Just those few years, and her sister had become a completely different person... Perhaps she’d even become the kind of person who should marry Owain. After all, if Jocelynn could sell out her own sister to get what she wanted, wasn’t she the same kind of selfish, ruthless monster that he was?
Was there anything Jocelynn wouldn’t do to get the life she wanted? After all, she’d already sacrificed her own sister... So, since she was willing to go that far, since she could already be that wicked, was there any reason that Ashlynn should show her any mercy?
"Jocey isn’t a little girl anymore," Ashlynn repeated as she took a deep, shuddering breath and let it out in a long, slow exhale. "She had her coming-of-age celebration last year. She had the chance to choose between me and Owain, and she chose him," Ashlynn said as she gathered in the hot, simmering rage that threatened to boil over and turned it instead into an icy cold fury.
All this time, she’d fretted and worried for Jocelynn.
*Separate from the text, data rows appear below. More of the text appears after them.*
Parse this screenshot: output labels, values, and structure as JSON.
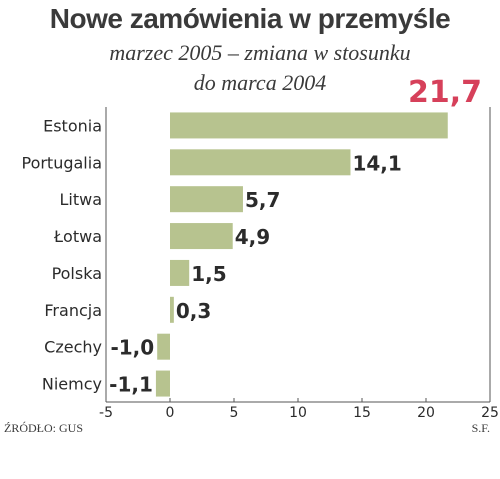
{
  "chart_data": {
    "type": "bar",
    "orientation": "horizontal",
    "title": "Nowe zamówienia w przemyśle",
    "subtitle_lines": [
      "marzec 2005 – zmiana w stosunku",
      "do marca 2004"
    ],
    "categories": [
      "Estonia",
      "Portugalia",
      "Litwa",
      "Łotwa",
      "Polska",
      "Francja",
      "Czechy",
      "Niemcy"
    ],
    "values": [
      21.7,
      14.1,
      5.7,
      4.9,
      1.5,
      0.3,
      -1.0,
      -1.1
    ],
    "value_labels": [
      "21,7",
      "14,1",
      "5,7",
      "4,9",
      "1,5",
      "0,3",
      "-1,0",
      "-1,1"
    ],
    "highlight_index": 0,
    "xlim": [
      -5,
      25
    ],
    "xticks": [
      -5,
      0,
      5,
      10,
      15,
      20,
      25
    ],
    "xlabel": "",
    "ylabel": "",
    "grid": false,
    "legend": "none",
    "bar_color": "#b7c38f",
    "highlight_color": "#d6405a",
    "text_color": "#2b2b2b"
  },
  "footer": {
    "source": "ŹRÓDŁO: GUS",
    "initials": "S.F."
  }
}
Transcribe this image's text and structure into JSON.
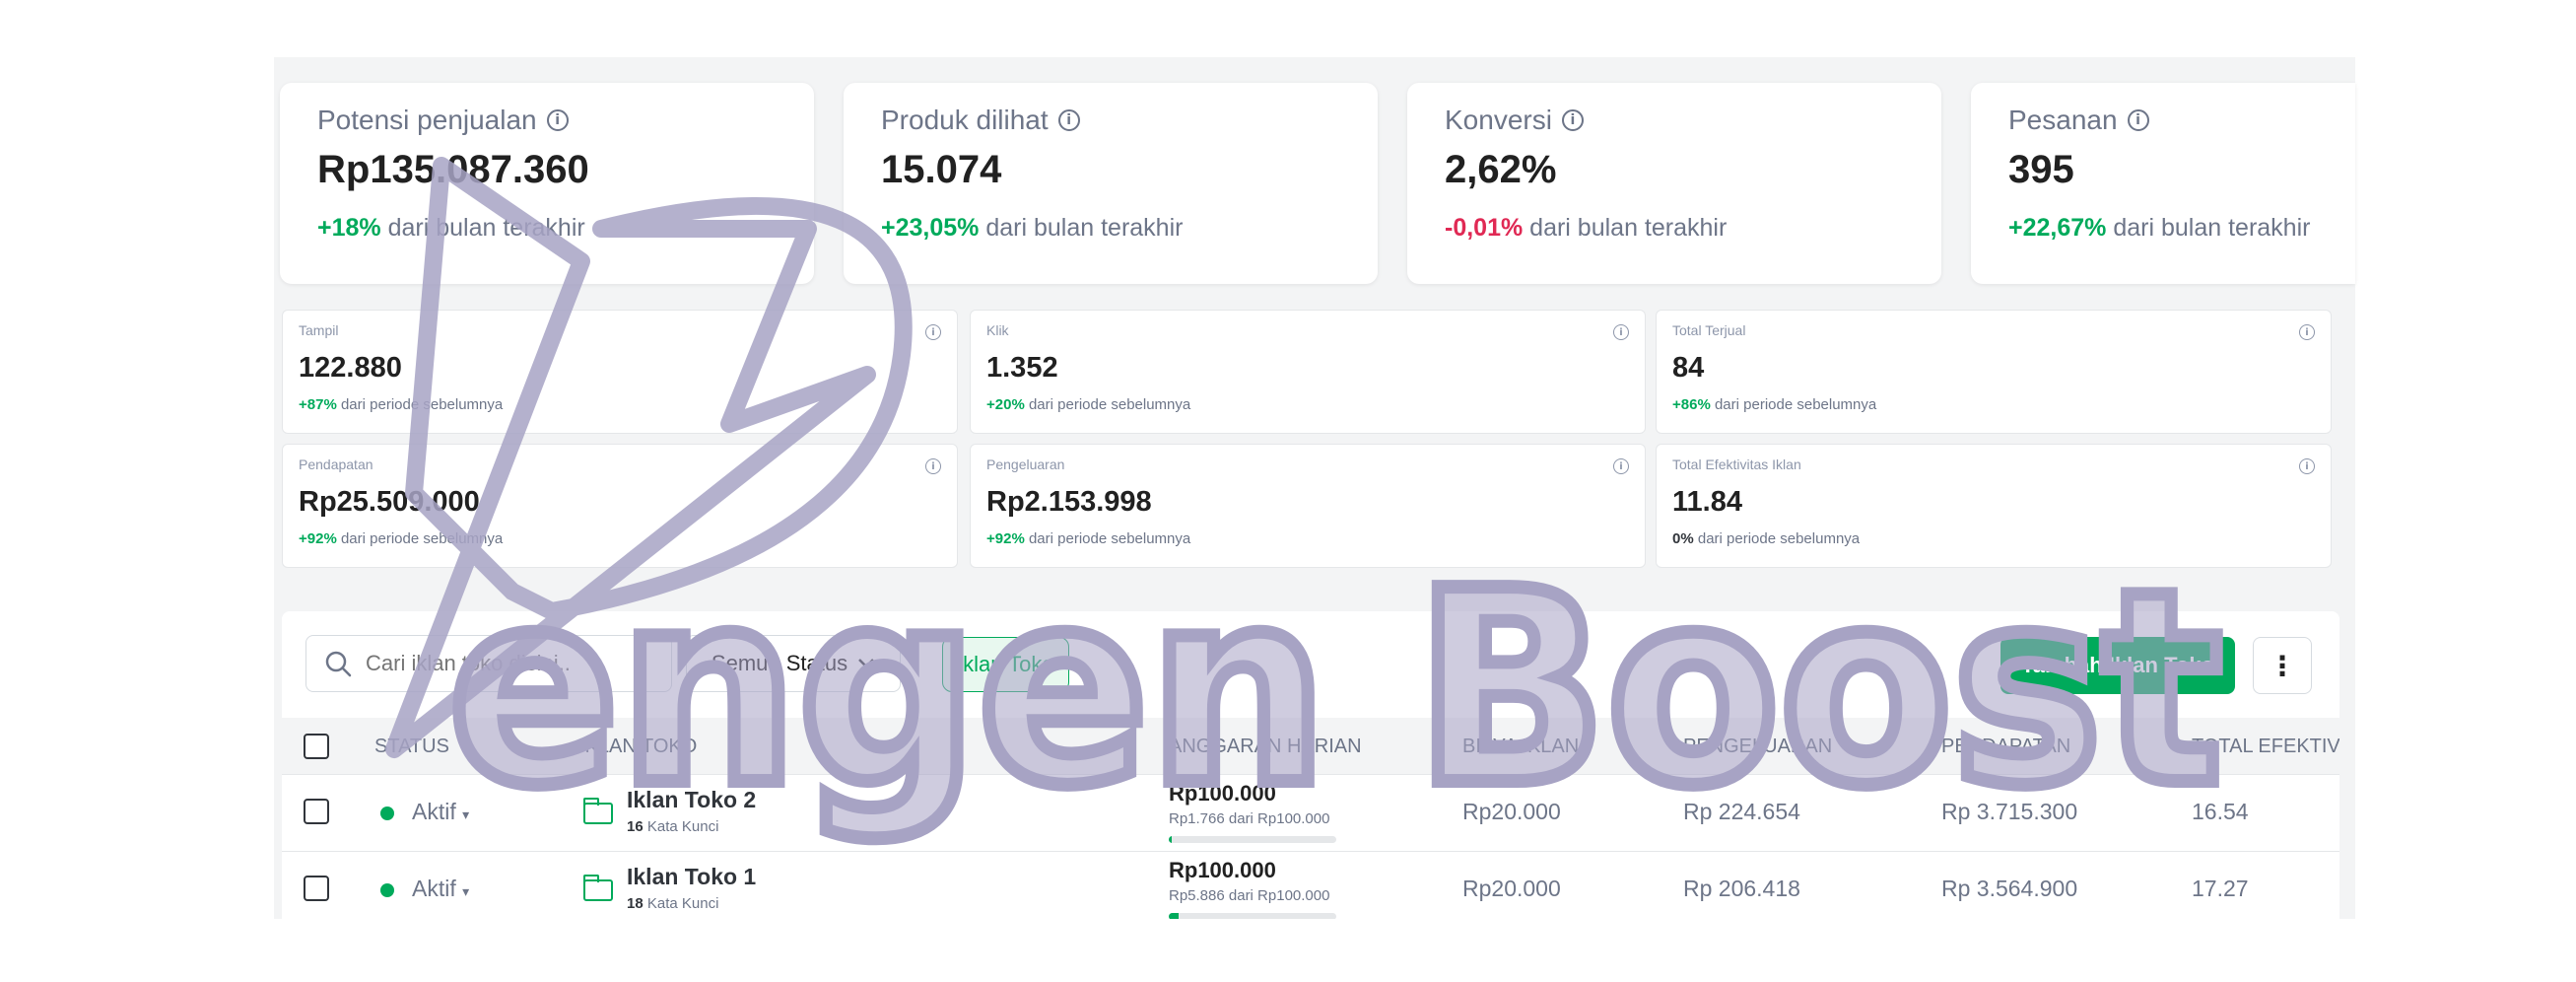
{
  "kpis": [
    {
      "title": "Potensi penjualan",
      "value": "Rp135.087.360",
      "delta": "+18%",
      "delta_type": "pos",
      "delta_text": "dari bulan terakhir"
    },
    {
      "title": "Produk dilihat",
      "value": "15.074",
      "delta": "+23,05%",
      "delta_type": "pos",
      "delta_text": "dari bulan terakhir"
    },
    {
      "title": "Konversi",
      "value": "2,62%",
      "delta": "-0,01%",
      "delta_type": "neg",
      "delta_text": "dari bulan terakhir"
    },
    {
      "title": "Pesanan",
      "value": "395",
      "delta": "+22,67%",
      "delta_type": "pos",
      "delta_text": "dari bulan terakhir"
    }
  ],
  "metrics": [
    {
      "label": "Tampil",
      "value": "122.880",
      "delta": "+87%",
      "delta_text": "dari periode sebelumnya"
    },
    {
      "label": "Klik",
      "value": "1.352",
      "delta": "+20%",
      "delta_text": "dari periode sebelumnya"
    },
    {
      "label": "Total Terjual",
      "value": "84",
      "delta": "+86%",
      "delta_text": "dari periode sebelumnya"
    },
    {
      "label": "Pendapatan",
      "value": "Rp25.509.000",
      "delta": "+92%",
      "delta_text": "dari periode sebelumnya"
    },
    {
      "label": "Pengeluaran",
      "value": "Rp2.153.998",
      "delta": "+92%",
      "delta_text": "dari periode sebelumnya"
    },
    {
      "label": "Total Efektivitas Iklan",
      "value": "11.84",
      "delta": "0%",
      "delta_text": "dari periode sebelumnya"
    }
  ],
  "toolbar": {
    "search_placeholder": "Cari iklan toko disini..",
    "status_filter": "Semua Status",
    "chip": "Iklan Toko",
    "add_button": "Tambah Iklan Toko",
    "more": "⋮"
  },
  "table": {
    "columns": [
      "STATUS",
      "IKLAN TOKO",
      "ANGGARAN HARIAN",
      "BIAYA IKLAN",
      "PENGELUARAN",
      "PENDAPATAN",
      "TOTAL EFEKTIVIT"
    ],
    "rows": [
      {
        "status": "Aktif",
        "name": "Iklan Toko 2",
        "keywords_count": "16",
        "keywords_label": "Kata Kunci",
        "budget": "Rp100.000",
        "budget_used": "Rp1.766 dari Rp100.000",
        "budget_fraction": 0.018,
        "cost": "Rp20.000",
        "spend": "Rp 224.654",
        "revenue": "Rp 3.715.300",
        "effectiveness": "16.54"
      },
      {
        "status": "Aktif",
        "name": "Iklan Toko 1",
        "keywords_count": "18",
        "keywords_label": "Kata Kunci",
        "budget": "Rp100.000",
        "budget_used": "Rp5.886 dari Rp100.000",
        "budget_fraction": 0.059,
        "cost": "Rp20.000",
        "spend": "Rp 206.418",
        "revenue": "Rp 3.564.900",
        "effectiveness": "17.27"
      }
    ]
  },
  "watermark": {
    "text": "engen Boost"
  },
  "colors": {
    "accent": "#00aa5b",
    "negative": "#e02954",
    "watermark": "#a7a3c4"
  }
}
All the sleepless nights she spent hoping that it had been anyone but her sister who had shattered the life she knew and ripped her away from the family she loved. All of the pressure she felt to race back to Lothian City to pry her sister free of Owain’s grip and bring her back to the safety of the Vale of Mists...
All of that, and it had been her sister who shoved her into the shallow grave that refused to completely let go of the woman who had crawled out of it. All this time, she’d thought that her sister had become Owain’s latest captive when in fact, she’d happily betrayed her sister just to take Ashlynn’s place at the Lothian Lord’s side.
"Since she wants to take my place as his wife," Ashlynn said coldly as she fought to suppress the warmth of her memories of the little sister she loved, leaving herself with nothing but the bitter cold of betrayal buffeting her heart like the winds of the High Pass. "Then she can stay by his side... until death comes for them both!"